X-45A Remotely Controlled During Beyond Line-of-Sight Flight

Released on Monday, December 20, 2004
United States of America
COS - Common Operating System
DARPA - Defense Advanced Research Projects Agency
J-UCAS - Joint Unmanned Combat Air System
NASA - National Aeronautics & Space Administration
SATCOM - Satellite Communication
UAV - Unmanned Aerial Vehicle
UHF - Ultra High Frequency
The Defense Advanced Research Projects Agency (DARPA) has released that Boeing's X-45A unmanned Air Vehicle (UAV) control was successfully transferred to a remote control station nearly 900 miles (1,350 kilometers) away, and back again, completing its first beyond the line-of-sight flight demonstration on December 9, 2004.
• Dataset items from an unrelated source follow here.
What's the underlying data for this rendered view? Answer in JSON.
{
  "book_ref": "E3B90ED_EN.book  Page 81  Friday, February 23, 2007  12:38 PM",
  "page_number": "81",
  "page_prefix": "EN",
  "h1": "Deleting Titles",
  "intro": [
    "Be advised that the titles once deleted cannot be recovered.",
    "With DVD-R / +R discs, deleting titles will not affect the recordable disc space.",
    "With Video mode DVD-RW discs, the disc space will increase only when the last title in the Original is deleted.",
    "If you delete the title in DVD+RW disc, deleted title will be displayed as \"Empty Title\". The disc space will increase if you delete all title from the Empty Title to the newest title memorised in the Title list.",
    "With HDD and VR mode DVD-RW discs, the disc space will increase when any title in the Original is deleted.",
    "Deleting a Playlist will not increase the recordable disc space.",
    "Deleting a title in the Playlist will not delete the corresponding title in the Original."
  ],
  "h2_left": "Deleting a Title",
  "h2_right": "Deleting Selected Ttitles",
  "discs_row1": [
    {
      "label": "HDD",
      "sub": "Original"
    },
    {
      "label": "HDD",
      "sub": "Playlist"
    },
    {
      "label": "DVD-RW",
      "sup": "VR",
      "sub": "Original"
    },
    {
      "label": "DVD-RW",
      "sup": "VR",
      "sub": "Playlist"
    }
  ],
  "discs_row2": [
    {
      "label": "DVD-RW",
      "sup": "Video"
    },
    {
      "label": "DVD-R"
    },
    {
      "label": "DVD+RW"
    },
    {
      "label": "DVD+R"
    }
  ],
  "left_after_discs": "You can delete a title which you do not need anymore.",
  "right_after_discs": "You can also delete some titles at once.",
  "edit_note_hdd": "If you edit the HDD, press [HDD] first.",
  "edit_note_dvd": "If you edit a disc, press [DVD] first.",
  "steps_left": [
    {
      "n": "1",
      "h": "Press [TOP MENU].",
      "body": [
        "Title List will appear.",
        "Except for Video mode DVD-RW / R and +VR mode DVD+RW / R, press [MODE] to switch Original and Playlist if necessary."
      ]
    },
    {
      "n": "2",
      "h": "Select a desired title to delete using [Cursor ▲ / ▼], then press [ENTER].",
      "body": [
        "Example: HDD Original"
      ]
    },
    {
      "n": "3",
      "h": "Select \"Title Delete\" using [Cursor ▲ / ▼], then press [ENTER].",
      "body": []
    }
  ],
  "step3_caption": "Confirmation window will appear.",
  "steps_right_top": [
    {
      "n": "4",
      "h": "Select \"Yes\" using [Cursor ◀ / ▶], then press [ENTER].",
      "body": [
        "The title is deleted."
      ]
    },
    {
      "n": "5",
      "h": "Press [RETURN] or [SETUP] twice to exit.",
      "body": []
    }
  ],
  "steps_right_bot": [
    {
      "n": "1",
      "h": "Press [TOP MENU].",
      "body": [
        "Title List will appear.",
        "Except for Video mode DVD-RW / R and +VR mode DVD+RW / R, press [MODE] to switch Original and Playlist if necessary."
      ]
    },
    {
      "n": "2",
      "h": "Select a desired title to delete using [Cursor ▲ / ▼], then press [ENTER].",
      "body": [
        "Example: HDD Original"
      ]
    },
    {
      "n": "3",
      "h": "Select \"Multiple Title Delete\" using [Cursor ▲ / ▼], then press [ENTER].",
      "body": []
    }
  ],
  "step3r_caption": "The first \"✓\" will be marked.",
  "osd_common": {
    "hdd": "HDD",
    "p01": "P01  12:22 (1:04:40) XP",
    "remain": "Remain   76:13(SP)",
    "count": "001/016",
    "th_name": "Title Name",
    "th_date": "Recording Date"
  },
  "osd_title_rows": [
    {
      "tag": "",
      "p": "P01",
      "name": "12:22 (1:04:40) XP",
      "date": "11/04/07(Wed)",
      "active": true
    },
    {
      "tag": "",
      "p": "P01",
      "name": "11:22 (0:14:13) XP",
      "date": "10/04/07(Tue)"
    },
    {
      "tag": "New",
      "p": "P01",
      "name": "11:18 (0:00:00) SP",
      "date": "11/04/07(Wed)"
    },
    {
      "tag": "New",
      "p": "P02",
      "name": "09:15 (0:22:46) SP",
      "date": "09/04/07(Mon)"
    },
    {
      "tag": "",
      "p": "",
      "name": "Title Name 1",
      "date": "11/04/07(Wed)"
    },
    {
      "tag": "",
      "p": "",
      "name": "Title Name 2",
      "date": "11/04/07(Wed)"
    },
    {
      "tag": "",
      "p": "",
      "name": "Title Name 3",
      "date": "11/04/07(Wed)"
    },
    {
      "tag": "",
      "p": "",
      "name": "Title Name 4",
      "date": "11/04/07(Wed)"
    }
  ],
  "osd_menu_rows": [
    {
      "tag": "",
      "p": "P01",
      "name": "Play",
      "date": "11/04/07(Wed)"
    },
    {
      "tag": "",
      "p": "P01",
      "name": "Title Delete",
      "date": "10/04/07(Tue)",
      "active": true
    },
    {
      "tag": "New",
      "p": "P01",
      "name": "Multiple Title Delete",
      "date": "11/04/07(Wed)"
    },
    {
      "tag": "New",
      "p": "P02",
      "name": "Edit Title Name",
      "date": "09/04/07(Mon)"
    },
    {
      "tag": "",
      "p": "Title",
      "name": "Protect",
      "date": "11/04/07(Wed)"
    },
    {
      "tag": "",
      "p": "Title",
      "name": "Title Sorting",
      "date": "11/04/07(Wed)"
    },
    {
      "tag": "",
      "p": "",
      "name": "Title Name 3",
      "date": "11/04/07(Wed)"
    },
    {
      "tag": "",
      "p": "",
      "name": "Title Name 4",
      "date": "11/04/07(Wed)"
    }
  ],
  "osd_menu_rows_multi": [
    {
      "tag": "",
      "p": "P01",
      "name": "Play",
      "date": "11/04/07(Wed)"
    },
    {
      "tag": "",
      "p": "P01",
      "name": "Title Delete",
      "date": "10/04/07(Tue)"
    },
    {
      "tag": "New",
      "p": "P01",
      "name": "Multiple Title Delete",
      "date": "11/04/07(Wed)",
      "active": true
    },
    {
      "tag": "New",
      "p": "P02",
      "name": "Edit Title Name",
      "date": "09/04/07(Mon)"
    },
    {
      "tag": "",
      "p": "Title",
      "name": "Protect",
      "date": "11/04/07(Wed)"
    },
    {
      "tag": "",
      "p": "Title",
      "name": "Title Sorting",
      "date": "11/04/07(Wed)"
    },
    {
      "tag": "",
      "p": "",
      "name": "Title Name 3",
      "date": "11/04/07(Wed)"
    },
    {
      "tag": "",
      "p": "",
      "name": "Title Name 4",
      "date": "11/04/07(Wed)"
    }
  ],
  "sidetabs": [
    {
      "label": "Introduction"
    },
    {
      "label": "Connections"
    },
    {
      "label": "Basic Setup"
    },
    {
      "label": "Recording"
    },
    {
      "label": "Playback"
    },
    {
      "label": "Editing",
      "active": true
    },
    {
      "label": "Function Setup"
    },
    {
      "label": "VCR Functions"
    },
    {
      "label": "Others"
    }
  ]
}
The flight demonstration lasted approximately 46 minutes. The command and control of the Boeing's Joint Unmanned Combat Air System (J-UCAS), named AV-1, was transferred from an operator at NASA Dryden Flight Research Center on Edwards Air Force Base, California, via UHF SATCOM, to a mission control operator at Boeing's facilities in Seattle, Washington. The operator in Seattle then controlled the air vehicle for over six minutes.

During this time, the Seattle operated demonstrated positive command and control by sending four altitude and airspeed command changes to in-flight air vehicle. All the commands were received and executed by the air vehicle before the command and control was handed back to the local Edwards mission control station.
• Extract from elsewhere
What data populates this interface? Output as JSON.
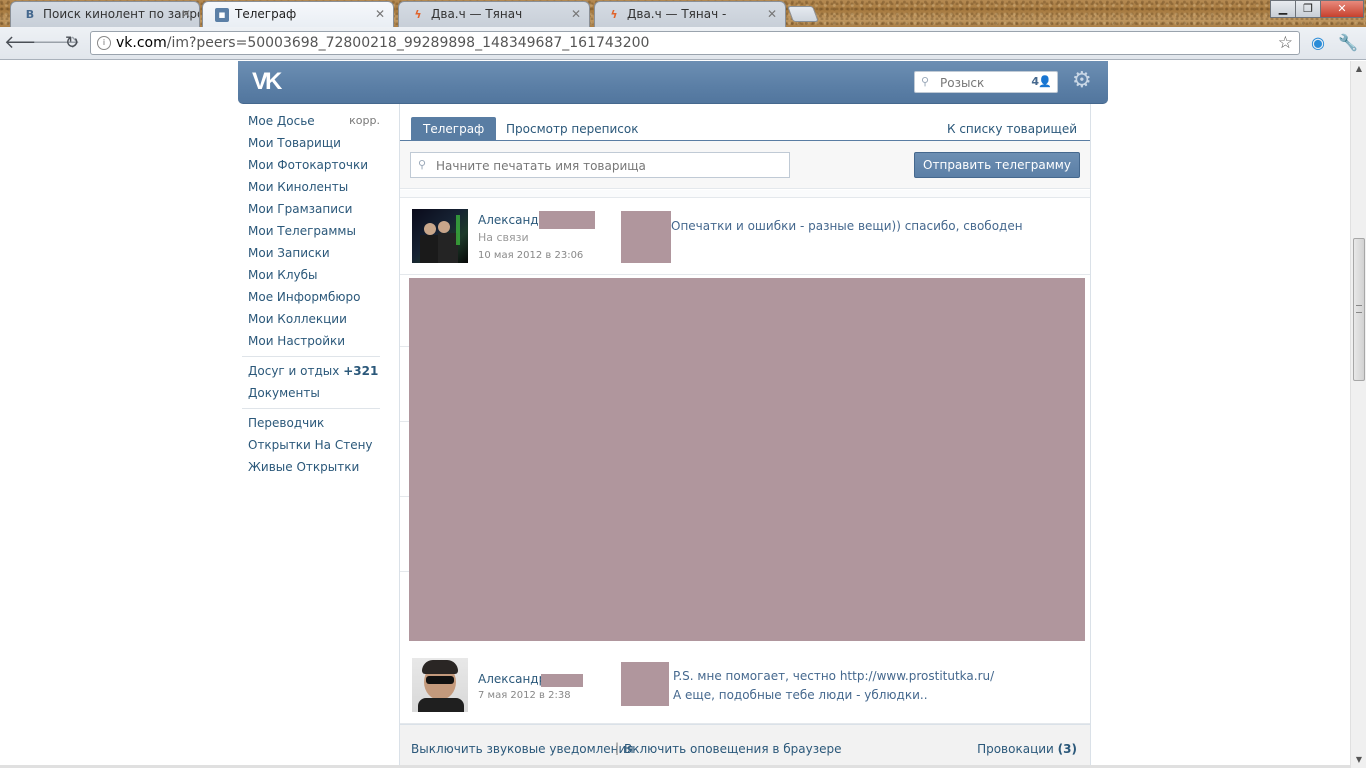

The command and control transference capability is envisaged by US military as a key capability that will enable a distributed command and control architecture for unmanned air systems. The nodes of such architecture during future warfare could be air bases or aircraft carriers deployed around the globe. Reliable communications paths will complete that vision providing persistent lethal J-UCAS strike capability presence anywhere, anytime.

The J-UCAS program is developing multiple unmanned combat air platforms driven by a single Common Operating System (COS), seamlessly linked to achieve shared, interactive control of worldwide operations. Currently, Boeing is demonstrating the X-45A air vehicles along with Block 3 software, which is a strong candidate to be the basis for future development of COS.